Charles Leclerc heads to Ferrari’s first home grand prix of the 2022 Formula 1 season at Imola with a 34-point championship lead already.
Is there any reason not to regard Leclerc as a clear title favourite after just three races of a 23-race campaign?
When that question was put to Scott Mitchell during a recent episode of The Race F1 Podcast, he didn’t hold back:
FERRARI HAS NO WEAKNESSES
“I’ve got absolutely no issue with declaring Charles Leclerc title favourite because he’s driving at a really, really high level, he’s got a massive points lead and I think he’s got the fastest and most reliable car,” said Mitchell.
“I might be cursing Ferrari into a run of absolute misery now, but that thing looks bulletproof.
“The Ferrari works on every type of circuit, it’s quick in qualifying, it’s quick in the race, it seems to manage its tyres well. I haven’t seen any problems on the reliability side.”

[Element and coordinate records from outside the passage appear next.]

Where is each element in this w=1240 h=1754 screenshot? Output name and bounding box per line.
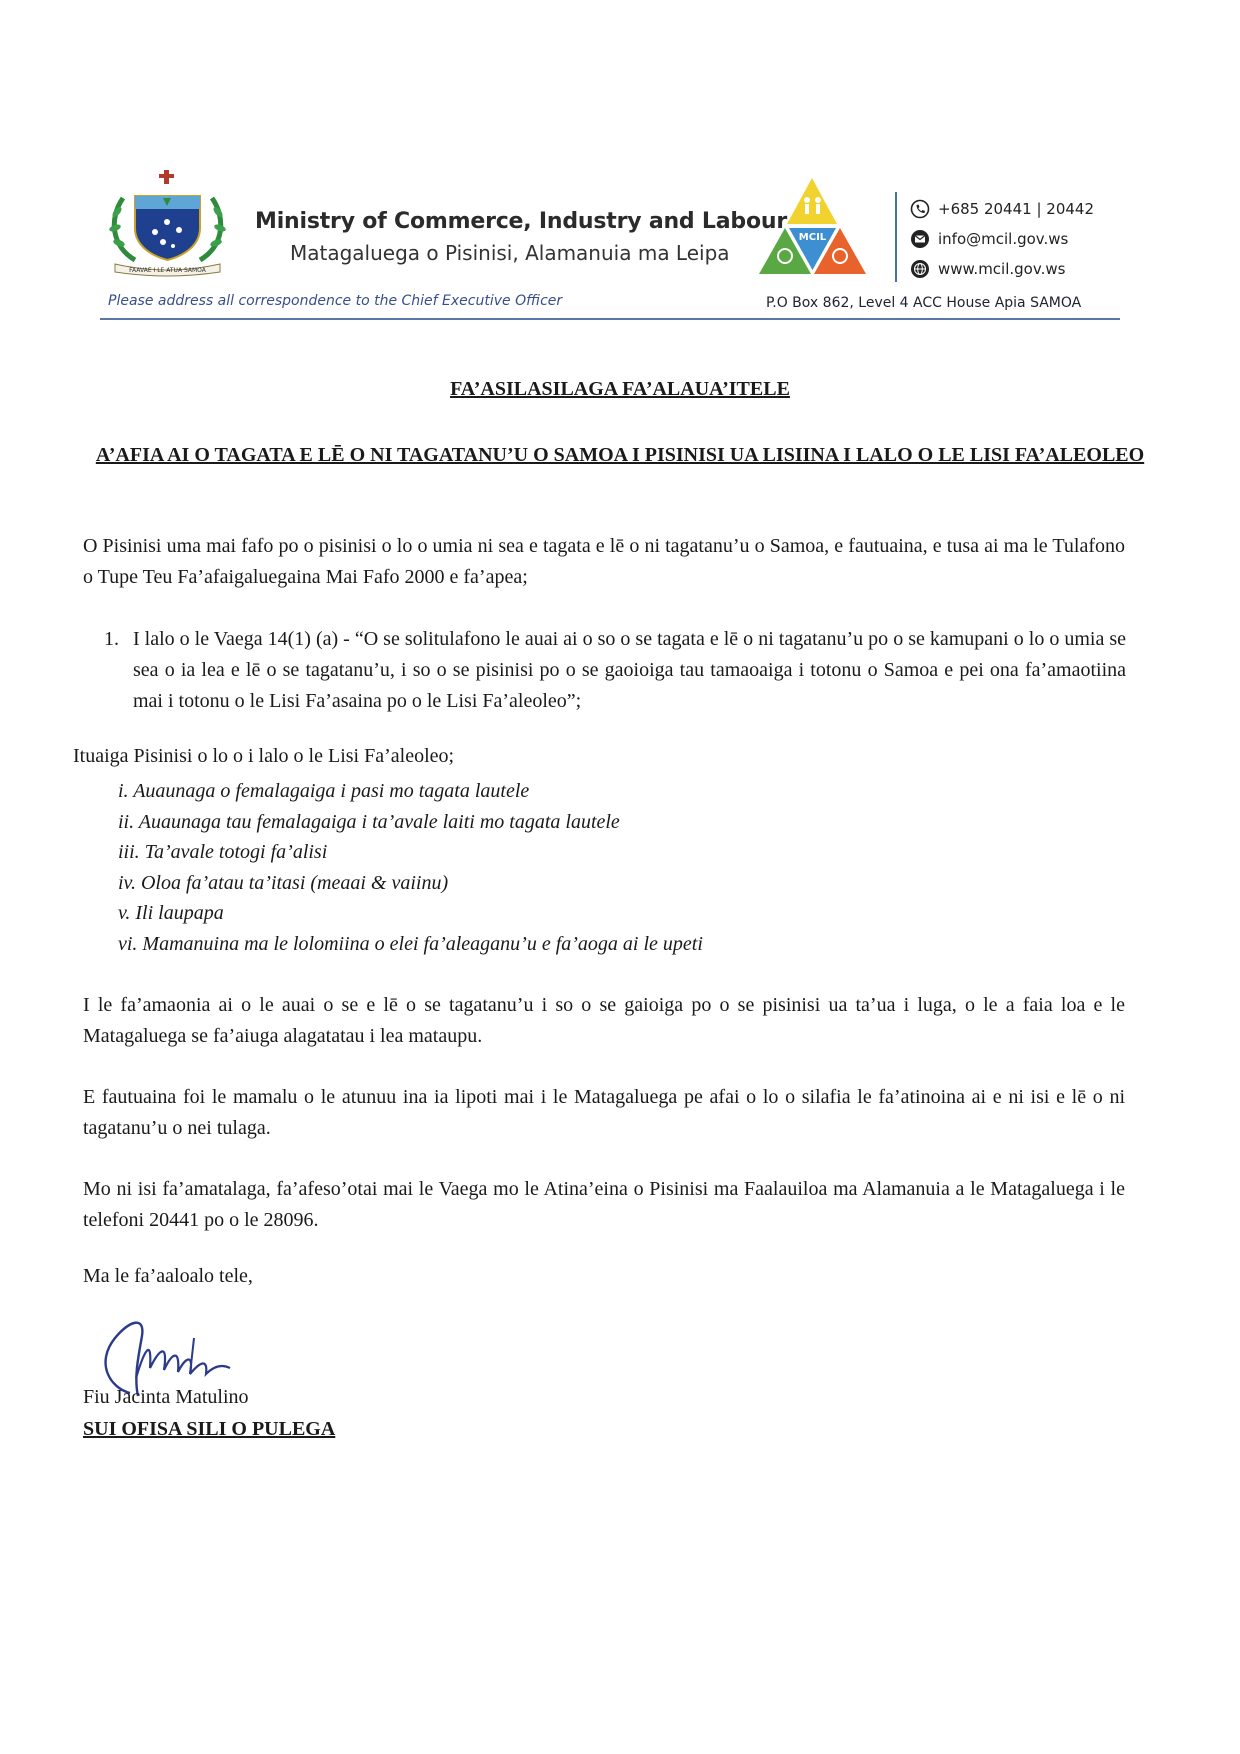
list-item: i. Auaunaga o femalagaiga i pasi mo tagata lautele [118, 780, 530, 802]
list-item: ii. Auaunaga tau femalagaiga i ta’avale laiti mo tagata lautele [118, 810, 620, 833]
contact-email [910, 227, 1068, 251]
website-url: www.mcil.gov.ws [938, 260, 1066, 278]
list-item: iv. Oloa fa’atau ta’itasi (meaai & vaiinu) [118, 871, 449, 894]
contact-website [910, 257, 1065, 281]
correspondence-note: Please address all correspondence to the Chief Executive Officer [108, 293, 563, 309]
signer-name: Fiu Jacinta Matulino [83, 1386, 249, 1408]
enforcement-paragraph: I le fa’amaonia ai o le auai o se e lē o se tagatanu’u i so o se gaioiga po o se pisinisi ua ta’ua i luga, o le a faia loa e le Matagaluega se fa’aiuga alagatatau i lea mataupu. [83, 994, 1125, 1047]
item-text: I lalo o le Vaega 14(1) (a) - “O se solitulafono le auai ai o so o se tagata e lē o ni tagatanu’u po o se kamupani o lo o umia se sea o ia lea e lē o se tagatanu’u, i so o se pisinisi po o se gaoioiga tau tamaoaiga i totonu o Samoa e pei ona fa’amaotiina mai i totonu o le Lisi Fa’asaina po o le Lisi Fa’aleoleo”; [133, 628, 1126, 712]
document-title: FA’ASILASILAGA FA’ALAUA’ITELE [450, 378, 790, 400]
list-item: vi. Mamanuina ma le lolomiina o elei fa’aleaganu’u e fa’aoga ai le upeti [118, 932, 703, 955]
ministry-name: Ministry of Commerce, Industry and Labour [255, 209, 787, 234]
closing-salutation: Ma le fa’aaloalo tele, [83, 1265, 253, 1287]
mcil-logo [755, 176, 870, 281]
phone-number: +685 20441 | 20442 [938, 200, 1094, 218]
coat-motto: FAAVAE I LE ATUA SAMOA [129, 267, 206, 274]
ministry-name-samoan: Matagaluega o Pisinisi, Alamanuia ma Leipa [290, 241, 730, 265]
document-subtitle: A’AFIA AI O TAGATA E LĒ O NI TAGATANU’U O SAMOA I PISINISI UA LISIINA I LALO O LE LISI FA’ALEOLEO [95, 444, 1145, 466]
postal-address: P.O Box 862, Level 4 ACC House Apia SAMOA [766, 295, 1082, 311]
numbered-item [104, 624, 1126, 717]
contact-paragraph: Mo ni isi fa’amatalaga, fa’afeso’otai mai le Vaega mo le Atina’eina o Pisinisi ma Faalauiloa ma Alamanuia a le Matagaluega i le telefoni 20441 po o le 28096. [83, 1178, 1125, 1231]
phone-icon [910, 199, 930, 219]
list-intro: Ituaiga Pisinisi o lo o i lalo o le Lisi Fa’aleoleo; [73, 745, 455, 767]
item-number: 1. [104, 628, 119, 650]
business-type-list [118, 776, 703, 959]
list-item: iii. Ta’avale totogi fa’alisi [118, 841, 328, 863]
letterhead-rule [100, 318, 1120, 320]
intro-paragraph: O Pisinisi uma mai fafo po o pisinisi o lo o umia ni sea e tagata e lē o ni tagatanu’u o Samoa, e fautuaina, e tusa ai ma le Tulafono o Tupe Teu Fa’afaigaluegaina Mai Fafo 2000 e fa’apea; [83, 535, 1125, 588]
email-icon [910, 229, 930, 249]
signer-title: SUI OFISA SILI O PULEGA [83, 1418, 336, 1440]
globe-icon [910, 259, 930, 279]
reporting-paragraph: E fautuaina foi le mamalu o le atunuu ina ia lipoti mai i le Matagaluega pe afai o lo o silafia le fa’atinoina ai e ni isi e lē o ni tagatanu’u o nei tulaga. [83, 1086, 1125, 1139]
contact-phone [910, 197, 1094, 221]
email-address: info@mcil.gov.ws [938, 230, 1069, 248]
header-divider [895, 192, 897, 282]
list-item: v. Ili laupapa [118, 902, 224, 924]
mcil-logo-text: MCIL [798, 232, 827, 243]
samoa-coat-of-arms-logo [105, 168, 230, 278]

Main rival Red Bull has managed one pole and one win (both in Saudi Arabia) from the opening races, and Max Verstappen has been alongside Leclerc on the front row for both the championship leader’s poles, so Ferrari’s not got a dominant outright pace advantage.
But it’s finding it easier to extract that speed than Red Bull, where Verstappen admits he’s really not enjoying qualifying this season as he cannot predict what the car will do from run to run.
Although Imola this weekend with its likely cooler temperatures, European spring weather and high kerbs in places will be a fresh challenge, so far Ferrari’s not missed a beat across three very distinct circuit layouts at Sakhir, Jeddah and Melbourne. Fast corners, slow corners, long straights, dust, evolving track surfaces, temperature fluctuations – nothing has shaken it yet.
LECLERC IS PEAKING
“Leclerc’s just getting the job done. He’s always there. Even if he’s had a slightly difficult session or might be under pressure in certain ways, he’s always there when it counts in qualifying,” Mitchell continued.
“We had the first inkling of a mistake from him in a race this year in Australia when he just ran out of grip coming through the final corner on the second safety car restart and obviously allowed Verstappen to properly attack into Turn 1.
“And I thought Verstappen was going to have the place, but Leclerc did a very good job of seeing him off.
“I feel like that’s the first mistake we’ve seen from Leclerc in a meaningful session in 2022. And by that, I mean in Q3 or the grand prix. And he still recovered from it very well.”
Leclerc has certainly not lacked speed since arriving in F1, but if you had to pinpoint a weak point it would be the frequency of his mistakes.
They were made all the more obvious by the fact they seemed particularly prone to happening at costly times, such as when Ferrari suddenly found pace in Baku in 2019, early in the race after a supreme qualifying effort for the 2020 Sakhir GP, and after Leclerc had already clinched a superb underdog pole at home in Monaco last year. His habit of brutal self-criticism afterwards drew more attention to them too.
Though we’re yet to see what would happen in the thick of an ultra-close title fight, the evidence so far from 2022 is that Leclerc’s errors were a consequence of inexperience at times and most often having to push beyond the limits of an uncompetitive car. Now beginning his fifth season of F1 and with a superb Ferrari at his disposal, his erstwhile key weakness looks eradicated.
HIS MAIN RIVAL IS COMPROMISED
In pure championship points terms, Mercedes’ George Russell is Leclerc’s biggest threat right now. Actual title rival – in performance terms – Verstappen is way back in sixth in the standings, 46 points from the front thanks to his pair of retirements.
Leclerc also enjoys a 38-point cushion to team-mate Carlos Sainz, who has been much closer than that on pace but lost vast ground with his disastrous Australia weekend, and 43 over Lewis Hamilton, who remains the Mercedes driver most likely to produce a title challenge if the team makes a breakthrough, but whose poor Saudi Arabia weekend leaves him trailing Russell right now.
“The Mercedes drivers are closer to Leclerc in the points than Verstappen is, and they obviously have nowhere near as fast a car,” Mitchell added.
“There is a long way to go and there is absolutely opportunity for this advantage to be eradicated and overturned and for Leclerc and Ferrari to finish nowhere near the front of the championship after 23 races.
“But right now, who else do you pick as favourite? Verstappen’s massively on the back foot compared to Leclerc.”
AND FERRARI CAN EVEN SHRUG OFF PORPOISING
Mark Hughes also weighed in on Ferrari’s current advantage on The Race F1 Podcast, and in particular the curiosity that Ferrari visibly has horrendous porpoising, yet it’s not costing it performance.
“It looks horrible when you see the driver’s head bouncing along like that,” said Hughes.
“Leclerc insists it’s nowhere near as bad as it looks and he’s not really that bothered by it.
“In terms of the effect it has on the car’s competitiveness, it’s happening at a speed well beyond the fastest corner speeds so it’s not really hurting that much.
“It will be hurting a bit: it’s not ideal for the tyres to be bounced around like that and it will be costing a little bit of straightline speed. But nothing really meaningful.
“The problem from porpoising comes if you’re getting it in a speed range where the corners are and that’s where Mercedes is.”